Cryptocurrency, Bitcoin, witnesses a plunge to $115K, as profit-seeking activities and fresh tariff worries bring about steep declines
In recent days, the cryptocurrency market has experienced a wave of turbulence, with Bitcoin (BTC) taking a hit. This sudden market turmoil signals that investors are starting to move cautiously.
At the heart of this sell-off lies the impact of President Donald Trump's 2025 tariff measures. These tariffs have triggered significant market volatility and sharp price declines, causing Bitcoin to drop below $82,000. The renewed tariffs have also led to the liquidation of large numbers of long and short positions, highlighting Bitcoin's sensitivity to trade tensions and its evolving role as a global economic sentiment barometer.
Another factor contributing to the sell-off is the anticipation of a stock market slide of around 15% in the current quarter, weak job data, and fears of a recession. These macroeconomic concerns exert short-term pressure on Bitcoin because of its increasing correlation with risk assets like equities.
However, despite these pressures, Bitcoin's underlying demand from institutional investors, its store-of-value status, and favorable regulatory shifts continue to support its price stability and potential recovery.
A new report published by CryptoQuant reveals that the third-largest profit realization wave of the 2023-2025 bull cycle has occurred so far. This wave was primarily driven by short-term investors leading the sell-off, resulting in a noticeable increase in the Spent Output Profit Ratio (SOPR).
Yet, the story is not all doom and gloom. The rise of Bitcoin treasury companies and institutional buying—where firms raise capital to acquire Bitcoin as a balance sheet asset—has provided significant buying pressure that supports the price floor and signals strong long-term confidence. For example, MicroStrategy and other public companies hold large Bitcoin treasuries, contributing to sustained demand.
Moreover, Ethereum (ETH) posted its best monthly performance since 2022 with a 50% increase in July. Ethereum is being supported by bullish expectations circulating on social media and predictions of reaching $15,000-16,000 in the current cycle. Ethereum-based whales have also made up to $40 million in daily profits on WBTC, USDT, and USDC assets.
In summary, the recent Bitcoin sell-off was influenced primarily by macroeconomic and geopolitical factors, notably the impact of President Donald Trump's 2025 tariff measures. However, the institutional demand for Bitcoin, its store-of-value status, and favorable regulatory shifts continue to support its price stability and potential recovery. The dynamics of this market reveal a crypto market reacting strongly to geopolitical and macroeconomic events but supported by deepening institutional interest that could underpin renewed upward momentum.

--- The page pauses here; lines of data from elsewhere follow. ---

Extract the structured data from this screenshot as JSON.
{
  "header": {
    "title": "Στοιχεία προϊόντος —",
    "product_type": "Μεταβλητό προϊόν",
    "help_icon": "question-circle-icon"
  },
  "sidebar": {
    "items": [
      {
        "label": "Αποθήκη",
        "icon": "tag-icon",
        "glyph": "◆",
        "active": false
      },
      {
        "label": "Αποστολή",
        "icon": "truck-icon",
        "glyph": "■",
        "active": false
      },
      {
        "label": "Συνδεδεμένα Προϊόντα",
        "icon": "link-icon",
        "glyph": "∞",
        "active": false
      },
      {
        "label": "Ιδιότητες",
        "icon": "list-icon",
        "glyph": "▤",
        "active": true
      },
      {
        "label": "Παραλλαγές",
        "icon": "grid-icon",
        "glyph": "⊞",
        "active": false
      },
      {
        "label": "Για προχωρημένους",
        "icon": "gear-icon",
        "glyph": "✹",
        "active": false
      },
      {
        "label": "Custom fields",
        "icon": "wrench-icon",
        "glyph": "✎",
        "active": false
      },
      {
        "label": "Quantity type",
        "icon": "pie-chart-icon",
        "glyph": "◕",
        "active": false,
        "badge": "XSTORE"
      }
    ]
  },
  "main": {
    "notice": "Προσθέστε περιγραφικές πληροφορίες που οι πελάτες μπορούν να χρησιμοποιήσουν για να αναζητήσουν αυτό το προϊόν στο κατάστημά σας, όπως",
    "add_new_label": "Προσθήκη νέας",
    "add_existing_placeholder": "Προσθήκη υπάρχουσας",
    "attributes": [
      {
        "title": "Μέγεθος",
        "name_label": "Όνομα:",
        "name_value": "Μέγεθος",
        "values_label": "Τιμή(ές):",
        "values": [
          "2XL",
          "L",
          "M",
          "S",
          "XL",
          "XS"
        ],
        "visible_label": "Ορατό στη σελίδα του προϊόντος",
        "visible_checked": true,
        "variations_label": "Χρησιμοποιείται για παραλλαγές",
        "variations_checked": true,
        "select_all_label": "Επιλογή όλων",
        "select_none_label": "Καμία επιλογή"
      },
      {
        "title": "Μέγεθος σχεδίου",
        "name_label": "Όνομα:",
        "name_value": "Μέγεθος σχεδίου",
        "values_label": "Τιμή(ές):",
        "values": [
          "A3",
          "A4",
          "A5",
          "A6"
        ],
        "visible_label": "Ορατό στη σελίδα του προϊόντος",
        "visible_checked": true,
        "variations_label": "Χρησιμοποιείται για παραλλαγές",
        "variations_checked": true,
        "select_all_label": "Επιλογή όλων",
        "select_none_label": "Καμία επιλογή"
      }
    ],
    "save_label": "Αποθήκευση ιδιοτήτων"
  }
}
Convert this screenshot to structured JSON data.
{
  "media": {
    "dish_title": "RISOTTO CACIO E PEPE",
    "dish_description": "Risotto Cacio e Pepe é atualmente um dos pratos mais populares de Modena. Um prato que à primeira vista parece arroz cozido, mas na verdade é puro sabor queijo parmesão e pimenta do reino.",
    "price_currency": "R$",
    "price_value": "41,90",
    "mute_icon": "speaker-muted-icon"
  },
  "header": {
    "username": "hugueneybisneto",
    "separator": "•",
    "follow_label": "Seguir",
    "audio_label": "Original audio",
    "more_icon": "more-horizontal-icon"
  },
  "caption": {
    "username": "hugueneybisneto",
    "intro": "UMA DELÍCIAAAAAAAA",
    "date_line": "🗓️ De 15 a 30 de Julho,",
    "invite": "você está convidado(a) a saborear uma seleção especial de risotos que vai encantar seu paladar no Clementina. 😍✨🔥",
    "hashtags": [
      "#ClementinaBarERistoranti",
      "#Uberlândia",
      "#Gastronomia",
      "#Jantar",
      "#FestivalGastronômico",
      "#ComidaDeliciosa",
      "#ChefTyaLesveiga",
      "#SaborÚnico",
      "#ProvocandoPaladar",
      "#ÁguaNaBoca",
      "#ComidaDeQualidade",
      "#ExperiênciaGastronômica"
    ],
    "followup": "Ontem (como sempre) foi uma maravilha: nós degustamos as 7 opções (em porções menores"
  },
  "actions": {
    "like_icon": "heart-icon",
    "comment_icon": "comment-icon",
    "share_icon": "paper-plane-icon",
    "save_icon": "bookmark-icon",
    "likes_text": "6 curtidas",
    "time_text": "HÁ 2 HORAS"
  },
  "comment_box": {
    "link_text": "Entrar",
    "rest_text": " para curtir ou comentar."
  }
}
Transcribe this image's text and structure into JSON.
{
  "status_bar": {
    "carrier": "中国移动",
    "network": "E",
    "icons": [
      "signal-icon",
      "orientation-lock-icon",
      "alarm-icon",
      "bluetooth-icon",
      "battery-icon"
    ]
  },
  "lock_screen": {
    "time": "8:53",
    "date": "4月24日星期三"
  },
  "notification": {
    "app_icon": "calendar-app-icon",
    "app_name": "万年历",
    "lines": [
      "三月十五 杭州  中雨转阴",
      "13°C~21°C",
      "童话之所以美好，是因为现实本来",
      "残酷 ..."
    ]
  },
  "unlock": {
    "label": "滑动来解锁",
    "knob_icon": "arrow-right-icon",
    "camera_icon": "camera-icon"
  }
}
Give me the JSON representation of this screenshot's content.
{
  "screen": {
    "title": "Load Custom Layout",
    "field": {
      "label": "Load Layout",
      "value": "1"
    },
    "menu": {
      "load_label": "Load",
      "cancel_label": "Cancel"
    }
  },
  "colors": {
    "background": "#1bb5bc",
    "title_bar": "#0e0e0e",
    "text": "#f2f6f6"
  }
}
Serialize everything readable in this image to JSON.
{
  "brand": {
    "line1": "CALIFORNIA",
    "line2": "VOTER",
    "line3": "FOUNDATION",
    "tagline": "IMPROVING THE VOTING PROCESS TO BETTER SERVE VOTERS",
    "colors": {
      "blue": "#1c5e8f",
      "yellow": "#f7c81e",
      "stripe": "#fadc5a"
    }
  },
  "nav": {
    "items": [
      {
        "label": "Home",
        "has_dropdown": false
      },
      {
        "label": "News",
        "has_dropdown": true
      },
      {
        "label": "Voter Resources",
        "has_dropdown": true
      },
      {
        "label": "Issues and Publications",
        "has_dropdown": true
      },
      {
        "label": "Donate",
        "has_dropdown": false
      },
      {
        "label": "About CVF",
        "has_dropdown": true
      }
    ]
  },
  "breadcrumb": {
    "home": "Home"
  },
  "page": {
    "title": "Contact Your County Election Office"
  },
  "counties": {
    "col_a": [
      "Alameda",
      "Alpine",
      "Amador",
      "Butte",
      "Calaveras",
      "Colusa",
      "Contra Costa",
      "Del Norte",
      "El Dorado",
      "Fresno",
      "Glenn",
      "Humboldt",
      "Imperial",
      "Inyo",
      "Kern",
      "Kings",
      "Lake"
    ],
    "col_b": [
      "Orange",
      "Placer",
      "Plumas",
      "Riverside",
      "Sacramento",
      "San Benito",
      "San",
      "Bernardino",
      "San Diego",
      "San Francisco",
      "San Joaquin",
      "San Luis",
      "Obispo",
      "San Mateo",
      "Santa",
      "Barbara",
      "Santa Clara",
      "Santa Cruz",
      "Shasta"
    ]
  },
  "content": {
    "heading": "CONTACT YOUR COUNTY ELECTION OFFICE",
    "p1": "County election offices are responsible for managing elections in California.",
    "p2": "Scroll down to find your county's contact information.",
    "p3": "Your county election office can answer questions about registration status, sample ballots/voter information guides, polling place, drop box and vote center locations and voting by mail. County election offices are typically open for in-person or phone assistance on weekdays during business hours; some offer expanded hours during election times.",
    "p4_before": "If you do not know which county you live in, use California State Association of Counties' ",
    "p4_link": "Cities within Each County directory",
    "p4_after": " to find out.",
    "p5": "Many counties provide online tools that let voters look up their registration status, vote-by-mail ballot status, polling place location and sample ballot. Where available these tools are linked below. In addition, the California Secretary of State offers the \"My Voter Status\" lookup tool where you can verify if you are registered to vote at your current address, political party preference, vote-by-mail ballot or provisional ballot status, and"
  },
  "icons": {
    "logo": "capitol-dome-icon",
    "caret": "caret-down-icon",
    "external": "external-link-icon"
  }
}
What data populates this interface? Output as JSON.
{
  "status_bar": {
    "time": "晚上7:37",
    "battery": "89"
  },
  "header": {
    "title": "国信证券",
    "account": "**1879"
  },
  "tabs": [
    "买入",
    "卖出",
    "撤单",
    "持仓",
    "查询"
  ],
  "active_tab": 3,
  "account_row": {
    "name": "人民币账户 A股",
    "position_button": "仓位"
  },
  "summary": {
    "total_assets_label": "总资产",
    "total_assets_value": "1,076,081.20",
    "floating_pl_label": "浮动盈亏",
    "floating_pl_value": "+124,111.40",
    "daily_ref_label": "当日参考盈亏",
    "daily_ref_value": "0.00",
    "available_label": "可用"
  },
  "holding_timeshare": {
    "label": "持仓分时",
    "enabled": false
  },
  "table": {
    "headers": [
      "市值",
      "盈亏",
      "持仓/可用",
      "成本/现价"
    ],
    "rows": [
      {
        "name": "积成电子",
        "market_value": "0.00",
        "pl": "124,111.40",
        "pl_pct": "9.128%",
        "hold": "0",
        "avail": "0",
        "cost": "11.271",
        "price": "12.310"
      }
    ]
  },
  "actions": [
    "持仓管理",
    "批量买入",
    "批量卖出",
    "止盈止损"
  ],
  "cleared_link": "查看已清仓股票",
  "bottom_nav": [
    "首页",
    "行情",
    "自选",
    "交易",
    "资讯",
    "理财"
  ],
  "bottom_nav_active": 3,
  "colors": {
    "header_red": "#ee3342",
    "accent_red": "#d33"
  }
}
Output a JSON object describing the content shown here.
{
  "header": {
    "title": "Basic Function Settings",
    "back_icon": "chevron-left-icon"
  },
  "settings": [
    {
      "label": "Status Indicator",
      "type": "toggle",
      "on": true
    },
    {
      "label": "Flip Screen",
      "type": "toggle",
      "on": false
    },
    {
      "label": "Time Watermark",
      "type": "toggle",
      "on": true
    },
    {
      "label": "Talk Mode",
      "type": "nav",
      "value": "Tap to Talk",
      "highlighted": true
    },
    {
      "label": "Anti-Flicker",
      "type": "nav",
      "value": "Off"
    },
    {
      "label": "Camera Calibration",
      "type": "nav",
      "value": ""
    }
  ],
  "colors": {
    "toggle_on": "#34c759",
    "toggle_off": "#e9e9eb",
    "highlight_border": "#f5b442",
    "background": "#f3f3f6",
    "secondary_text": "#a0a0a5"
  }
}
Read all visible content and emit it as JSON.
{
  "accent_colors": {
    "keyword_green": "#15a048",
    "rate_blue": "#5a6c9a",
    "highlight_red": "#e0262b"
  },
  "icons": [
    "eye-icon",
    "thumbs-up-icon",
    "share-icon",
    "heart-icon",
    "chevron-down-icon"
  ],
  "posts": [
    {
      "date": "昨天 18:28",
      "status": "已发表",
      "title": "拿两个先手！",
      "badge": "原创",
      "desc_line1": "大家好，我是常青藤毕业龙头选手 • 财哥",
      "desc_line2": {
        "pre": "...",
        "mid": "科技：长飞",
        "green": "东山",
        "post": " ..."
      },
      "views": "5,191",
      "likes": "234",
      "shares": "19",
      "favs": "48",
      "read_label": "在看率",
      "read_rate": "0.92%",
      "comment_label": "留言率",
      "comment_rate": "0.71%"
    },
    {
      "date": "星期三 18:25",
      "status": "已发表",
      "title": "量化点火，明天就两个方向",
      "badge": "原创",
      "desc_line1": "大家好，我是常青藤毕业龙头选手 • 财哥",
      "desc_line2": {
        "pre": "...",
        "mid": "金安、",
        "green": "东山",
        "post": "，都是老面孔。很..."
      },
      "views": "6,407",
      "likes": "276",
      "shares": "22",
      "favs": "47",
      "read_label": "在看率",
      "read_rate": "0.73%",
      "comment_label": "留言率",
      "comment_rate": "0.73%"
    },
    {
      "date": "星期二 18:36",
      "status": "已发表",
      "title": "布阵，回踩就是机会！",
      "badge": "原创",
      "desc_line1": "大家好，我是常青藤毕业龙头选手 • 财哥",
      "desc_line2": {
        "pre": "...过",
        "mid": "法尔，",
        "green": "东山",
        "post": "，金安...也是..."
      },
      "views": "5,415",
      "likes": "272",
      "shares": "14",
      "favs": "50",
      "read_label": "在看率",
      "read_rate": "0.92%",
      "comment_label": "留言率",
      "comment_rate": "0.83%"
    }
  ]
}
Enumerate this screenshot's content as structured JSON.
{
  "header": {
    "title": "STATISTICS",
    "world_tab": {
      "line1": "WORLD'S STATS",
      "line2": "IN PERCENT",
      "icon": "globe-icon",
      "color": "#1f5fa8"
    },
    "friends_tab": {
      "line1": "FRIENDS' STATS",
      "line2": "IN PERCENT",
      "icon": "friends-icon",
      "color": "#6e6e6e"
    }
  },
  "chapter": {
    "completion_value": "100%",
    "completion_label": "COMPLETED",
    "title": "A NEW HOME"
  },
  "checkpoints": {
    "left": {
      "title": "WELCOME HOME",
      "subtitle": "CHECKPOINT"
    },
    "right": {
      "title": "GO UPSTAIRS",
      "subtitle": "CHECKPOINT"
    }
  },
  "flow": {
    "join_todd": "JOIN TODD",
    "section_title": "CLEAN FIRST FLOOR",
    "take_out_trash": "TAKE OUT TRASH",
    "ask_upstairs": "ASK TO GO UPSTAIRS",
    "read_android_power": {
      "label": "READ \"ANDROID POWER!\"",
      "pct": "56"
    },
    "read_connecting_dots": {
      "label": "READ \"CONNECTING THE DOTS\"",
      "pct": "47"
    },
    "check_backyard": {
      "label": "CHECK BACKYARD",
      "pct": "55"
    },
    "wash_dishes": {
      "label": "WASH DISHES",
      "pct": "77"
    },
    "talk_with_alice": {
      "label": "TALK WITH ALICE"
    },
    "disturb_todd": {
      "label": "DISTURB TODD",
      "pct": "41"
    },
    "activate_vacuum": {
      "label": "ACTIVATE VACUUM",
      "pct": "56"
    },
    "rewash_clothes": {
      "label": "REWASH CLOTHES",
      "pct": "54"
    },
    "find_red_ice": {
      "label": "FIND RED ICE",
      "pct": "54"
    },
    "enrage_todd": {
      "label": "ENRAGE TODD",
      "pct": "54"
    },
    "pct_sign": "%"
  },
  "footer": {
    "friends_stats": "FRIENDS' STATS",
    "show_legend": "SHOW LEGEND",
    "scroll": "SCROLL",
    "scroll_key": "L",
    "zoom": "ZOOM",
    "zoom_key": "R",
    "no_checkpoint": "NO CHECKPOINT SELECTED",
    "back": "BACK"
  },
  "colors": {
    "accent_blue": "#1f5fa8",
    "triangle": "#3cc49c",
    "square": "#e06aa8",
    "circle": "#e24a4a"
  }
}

- Despite the sell-off in the cryptocurrency market, Bitcoin treasury companies and institutional buying have provided significant buying pressure.
- Institutional investors, along with Bitcoin's store-of-value status, continue to support its price stability and potential recovery.
- President Donald Trump's 2025 tariff measures significantly impacted the cryptocurrency market, causing a sell-off that led to Bitcoin dropping below $82,000.
- The renewed tariffs have also led to the liquidation of large numbers of long and short positions, highlighting Bitcoin's sensitivity to trade tensions.
- The anticipation of a stock market slide, weak job data, and fears of a recession exert short-term pressure on Bitcoin due to its increasing correlation with risk assets like equities.
- Ethereum posted its best monthly performance since 2022 with a 50% increase in July, supported by bullish expectations and predictions of reaching $15,000-16,000.
- In Turkey, the cryptocurrency market turbulence also affected the industry and finance sector, potentially impacting the overall business landscape.
- The European football leagues, such as the Premier League and the NBA, might also wish to monitor the crypto market developments, as their financial model could be influenced by changes in the general news and politics.
- In Istanbul or other cities in Turkiye, entertainment events organized by celebrities may accept cryptocurrency payments for tickets or merchandise, considering its role in the general industry and technology trends.